This appeal by the Schock Independent Oil Company is from a decree of the Court of Common Pleas of Lancaster County refusing to allow appellant to set off a deposit in the Lancaster Trust Company, now in the hands of the secretary of banking, against a note held by the bank on which appellant company was indorser. From the agreed statement of facts it appears the Lancaster Trust Company, a Pennsylvania corporation doing business in the City of Lancaster, closed its doors on January 11, 1932, and on the following day was taken over by the secretary of banking, who subsequently determined to liquidate the company in the manner provided by law. On January 12, 1932, there was on deposit in a checking account in the Lancaster Trust Company in the name of Schock Independent Oil Company the sum of $35,606.27. At that time the bank was the holder of a note in the amount of $40,000, made by Crane Hook Oil Storage Company, a subsidiary of the Schock Company, and endorsed by the latter company and by Clarence Schock, president and general manager. By adjustments or payments not here involved, the amount of the note was thereafter reduced to the exact amount of the deposit above mentioned. The claim of the Schock Company to have the deposit set off against its liability on the note was refused by the secretary of banking, whose action in this regard was later confirmed by the court of common pleas in dismissing exceptions to the receiver's account and disallowing the set-off.

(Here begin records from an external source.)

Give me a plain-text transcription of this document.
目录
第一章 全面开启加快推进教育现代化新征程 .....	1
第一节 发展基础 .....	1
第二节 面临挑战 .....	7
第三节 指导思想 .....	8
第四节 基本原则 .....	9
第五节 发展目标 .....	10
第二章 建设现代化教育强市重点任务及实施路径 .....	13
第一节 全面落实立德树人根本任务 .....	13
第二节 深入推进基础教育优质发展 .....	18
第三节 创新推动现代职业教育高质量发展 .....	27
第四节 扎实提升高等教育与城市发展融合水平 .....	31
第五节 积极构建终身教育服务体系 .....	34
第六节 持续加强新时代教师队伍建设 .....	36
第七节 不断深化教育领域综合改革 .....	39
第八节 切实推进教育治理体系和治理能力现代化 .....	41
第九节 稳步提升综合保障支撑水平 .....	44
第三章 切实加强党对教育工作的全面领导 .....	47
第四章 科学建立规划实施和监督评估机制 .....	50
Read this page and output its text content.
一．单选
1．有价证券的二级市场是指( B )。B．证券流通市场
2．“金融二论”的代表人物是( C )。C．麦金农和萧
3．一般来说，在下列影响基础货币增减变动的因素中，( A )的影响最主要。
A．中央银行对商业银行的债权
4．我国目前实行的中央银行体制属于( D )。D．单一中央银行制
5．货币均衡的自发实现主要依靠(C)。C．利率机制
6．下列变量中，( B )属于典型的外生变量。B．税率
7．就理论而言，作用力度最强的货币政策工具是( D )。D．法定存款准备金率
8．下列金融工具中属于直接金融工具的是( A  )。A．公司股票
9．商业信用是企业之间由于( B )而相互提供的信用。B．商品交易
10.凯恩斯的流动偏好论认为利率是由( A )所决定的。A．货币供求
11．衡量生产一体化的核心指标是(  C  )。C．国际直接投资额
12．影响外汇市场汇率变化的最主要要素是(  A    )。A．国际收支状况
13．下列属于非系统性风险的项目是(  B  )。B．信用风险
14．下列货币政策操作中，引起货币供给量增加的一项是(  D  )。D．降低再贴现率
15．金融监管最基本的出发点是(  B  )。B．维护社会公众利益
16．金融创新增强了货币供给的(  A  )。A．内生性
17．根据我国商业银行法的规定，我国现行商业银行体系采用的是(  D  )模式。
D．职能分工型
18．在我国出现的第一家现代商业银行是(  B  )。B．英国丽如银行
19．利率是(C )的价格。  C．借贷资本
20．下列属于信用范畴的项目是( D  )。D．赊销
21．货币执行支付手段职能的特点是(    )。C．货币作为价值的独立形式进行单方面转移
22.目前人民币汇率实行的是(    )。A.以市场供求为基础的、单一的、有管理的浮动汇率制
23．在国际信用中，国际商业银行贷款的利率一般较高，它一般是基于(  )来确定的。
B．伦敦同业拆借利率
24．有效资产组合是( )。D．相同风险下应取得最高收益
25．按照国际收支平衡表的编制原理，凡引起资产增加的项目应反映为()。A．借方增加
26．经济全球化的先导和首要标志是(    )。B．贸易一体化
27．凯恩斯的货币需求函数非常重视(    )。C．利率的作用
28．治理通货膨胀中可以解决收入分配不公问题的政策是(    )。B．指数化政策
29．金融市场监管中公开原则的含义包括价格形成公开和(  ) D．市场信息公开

The court below found as a fact that the Crane Hook Oil Storage Company, maker of the note, is solvent and refused the set-off on the theory that, "to allow the endorsers of the note . . . . . . to set off their deposit, when the maker of the note is solvent and able to indemnify the endorsers, would enable the endorsers to collect the *Page 61 full amount unpaid on the note from the maker, and at the same time receive a larger amount of their deposit than other depositors." Neither the briefs of counsel nor our own research disclose any Pennsylvania authorities directly in point on this question, but cases from other jurisdictions support the view of the lower court. "While there is authority for the proposition that, where the receiver seeks to enforce the liability of an endorser, the endorser has the right to set off a deposit balance, whether the one primarily liable on the instrument be solvent or not (Curtis v. Davidson, 215 N.Y. 395), the general rule is that such right of offset does not exist if the principal debtor is solvent. [Citing cases]. . . . . . But there can be no question that, where the depositor proceeds in equity against the receiver to have his deposit balance set off against liability on notes upon which he is merely an endorser, the burden is upon him to show 'that equitably such relief may be given him by showing that he will have no recourse against the maker of the note.' 7 C. J. 747; Curtis v. Davidson, supra": Bryant v. Williams, 16 F.2d 159,162. See also Bank of the United States v. Braveman, 259 N.Y. 65, and cases cited therein.
The decree is affirmed at the cost of appellant.